To demonstrate the effectiveness of CaFew, we compare the clustering performance before and after it is applied to different clustering methods, including traditional clustering algorithms and several high-performance clustering algorithms proposed specifically for scRNA-seq data.

Results of traditional clustering algorithms

We consider five traditional clustering algorithms, including k-means [40], PAM [41], DBSCAN [24], Hierarchical Clustering [42] and Gaussian mixture models [43]. After feature selection, these algorithms are applied to clustering the 8 datasets. Performance results are shown in Fig. 1.

Fig. 1
figure 1

Results of 5 traditional clustering algorithms on 8 scRNA-seq datasets before (Genes-all) and after (Genes-CaFew) feature selection

As shown in Fig. 1, most methods can get improved accuracy on some scRNA-seq datasets after using CaFew to select genes.
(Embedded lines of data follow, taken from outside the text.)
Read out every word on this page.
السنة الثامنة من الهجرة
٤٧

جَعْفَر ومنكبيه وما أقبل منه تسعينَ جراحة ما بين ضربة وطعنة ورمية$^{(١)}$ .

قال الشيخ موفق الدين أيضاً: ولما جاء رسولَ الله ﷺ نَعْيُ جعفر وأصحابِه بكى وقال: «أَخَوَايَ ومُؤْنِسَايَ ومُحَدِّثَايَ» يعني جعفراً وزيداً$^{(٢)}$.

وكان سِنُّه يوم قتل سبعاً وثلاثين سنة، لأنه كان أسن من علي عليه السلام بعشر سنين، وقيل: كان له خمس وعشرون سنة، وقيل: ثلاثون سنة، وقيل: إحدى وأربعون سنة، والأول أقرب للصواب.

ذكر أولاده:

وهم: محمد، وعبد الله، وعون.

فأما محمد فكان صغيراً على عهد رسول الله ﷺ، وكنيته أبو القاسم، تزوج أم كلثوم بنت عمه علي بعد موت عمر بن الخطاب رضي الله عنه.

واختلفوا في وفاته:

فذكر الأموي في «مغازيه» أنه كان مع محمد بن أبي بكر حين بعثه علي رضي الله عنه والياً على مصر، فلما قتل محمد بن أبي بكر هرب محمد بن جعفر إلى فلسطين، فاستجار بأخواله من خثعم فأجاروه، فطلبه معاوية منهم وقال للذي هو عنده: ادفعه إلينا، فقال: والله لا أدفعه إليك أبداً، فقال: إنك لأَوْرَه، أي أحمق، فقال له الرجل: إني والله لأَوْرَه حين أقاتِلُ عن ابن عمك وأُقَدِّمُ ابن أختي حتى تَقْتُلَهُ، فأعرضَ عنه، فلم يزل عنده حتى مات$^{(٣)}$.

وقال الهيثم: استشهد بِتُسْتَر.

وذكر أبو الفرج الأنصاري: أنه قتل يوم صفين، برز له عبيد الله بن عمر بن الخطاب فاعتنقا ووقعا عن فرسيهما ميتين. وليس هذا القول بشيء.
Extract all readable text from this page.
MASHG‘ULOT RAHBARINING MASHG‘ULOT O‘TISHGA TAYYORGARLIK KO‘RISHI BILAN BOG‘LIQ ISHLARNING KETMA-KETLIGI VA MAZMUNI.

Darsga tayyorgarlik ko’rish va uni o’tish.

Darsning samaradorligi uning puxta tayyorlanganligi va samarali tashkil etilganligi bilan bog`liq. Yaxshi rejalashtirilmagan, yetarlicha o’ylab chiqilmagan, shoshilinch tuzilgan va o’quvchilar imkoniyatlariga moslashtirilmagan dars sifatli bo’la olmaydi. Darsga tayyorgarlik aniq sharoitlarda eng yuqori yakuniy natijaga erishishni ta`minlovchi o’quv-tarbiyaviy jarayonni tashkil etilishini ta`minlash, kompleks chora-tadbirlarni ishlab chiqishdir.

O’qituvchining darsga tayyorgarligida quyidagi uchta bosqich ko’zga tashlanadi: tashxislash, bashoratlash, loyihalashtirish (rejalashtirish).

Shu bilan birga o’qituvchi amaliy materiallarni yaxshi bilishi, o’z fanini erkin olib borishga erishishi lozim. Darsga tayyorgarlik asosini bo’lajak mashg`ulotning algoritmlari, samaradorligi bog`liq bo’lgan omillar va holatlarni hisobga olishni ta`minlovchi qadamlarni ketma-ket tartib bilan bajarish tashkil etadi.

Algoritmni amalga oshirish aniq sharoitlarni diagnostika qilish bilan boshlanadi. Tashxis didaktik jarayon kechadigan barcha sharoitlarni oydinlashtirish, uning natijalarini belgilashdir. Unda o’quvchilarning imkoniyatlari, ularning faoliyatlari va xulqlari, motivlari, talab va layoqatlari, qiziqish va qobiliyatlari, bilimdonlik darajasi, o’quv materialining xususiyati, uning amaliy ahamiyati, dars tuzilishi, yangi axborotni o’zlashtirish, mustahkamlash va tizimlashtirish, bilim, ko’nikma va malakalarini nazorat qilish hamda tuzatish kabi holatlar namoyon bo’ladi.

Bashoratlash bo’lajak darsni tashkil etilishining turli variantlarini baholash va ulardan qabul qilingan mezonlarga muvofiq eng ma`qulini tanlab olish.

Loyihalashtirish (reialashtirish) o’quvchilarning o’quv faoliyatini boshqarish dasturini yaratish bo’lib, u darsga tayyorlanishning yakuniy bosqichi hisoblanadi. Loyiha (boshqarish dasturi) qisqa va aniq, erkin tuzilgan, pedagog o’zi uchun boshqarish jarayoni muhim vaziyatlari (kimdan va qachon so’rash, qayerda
Concretely, take dataset GSE59892 for example, four algorithms (k-means, PAM, Hierarchical Clustering and GMM) maintain their clustering accuracy after feature selection, while DBSCAN is improved. Especially, all methods’ clustering accuracy is significantly improved on two datasets: GSE36552 and E-MTAB-2600. The reason is that CaFew is able to remove some noise genes. However, some methods get degraded clustering accuracy on some datasets after feature selection. This is because that some datasets own relatively complex cluster structures, and the traditional clustering algorithms cannot capture these structures when only hundreds of features are used.

Results of clustering methods specifically for scRNA-seq data

Based on the previous comparative studies on clustering algorithms for scRNA-seq data [44, 45], we choose several representative methods to test the performance of CaFew. Since SC3 and Seurat achieve the state of the art clustering performance, we mainly test the effect of CaFew on them, and we call them “CaFew+SC3” and “CaFew +Seurat” after using CaFew for gene selection. The results are presented in Fig. 2, where ARI values of different methods are represented by different color bars.

Fig. 2
figure 2

Results of clustering methods specifically for scRNA-seq data. The value in the parentheses following each method’s name in the legend is the average ARI

From Fig. 2, we can see that “CaFew+SC3” achieves better performance than other methods on most of the datasets. Its average ARI on the 8 datasets is 0.74, higher than that of the other methods. Concretely, SC3 gets an ARI of 0.94 on dataset GSE59892, while “CaFew+SC3” improves the ARI to 1. For the dataset GSE36552,“CaFew+SC3” performs best with an ARI of 0.89, which is higher than the AIR (0.64) of SC3 and the other six methods. Moreover, the dataset with the largest improvement on clustering accuracy is E-MTAB-2600, and the AIR is improved from 0.15 to 0.72. In general, except for GSE60361, the clustering accuracy of “CaFew+SC3” on the other datasets is better than that of SC3.

As for “CaFew +Seurat”, its clustering accuracy on three scRNA-seq datasets is the same as that of Seurat, gets higher ARI values on four datasets and a lower ARI on only one dataset. We notice that the improvement on ARI for Seurat is not as significant as that for SC3, this is because that CaFew adopts a distance based clustering mechanism like k-means, so it is more beneficial to distance-based clustering methods such as SC3.

Visualization

Here we investigate whether CaFew can help with visualization. In our experiments, we adopt t-SNE [46] and UMAP [47] for scRNA-seq data visualization. Figure 3 displays the visualization results of four datasets before and after feature selection. Here, points of similar color belong to the same cluster.

Fig. 3
figure 3

Two-dim visualization results of 4 scRNA-seq datasets before (Genes-all) and after (Genes-CaFew) feature selection. a t-SNE visualization, b UMAP visualization

From Fig. 3, we can see that after selecting genes by CaFew, both t-SNE and UMAP can separate different clusters more apart, while making cells from the same cluster closer. This shows that CaFew is beneficial to clustering.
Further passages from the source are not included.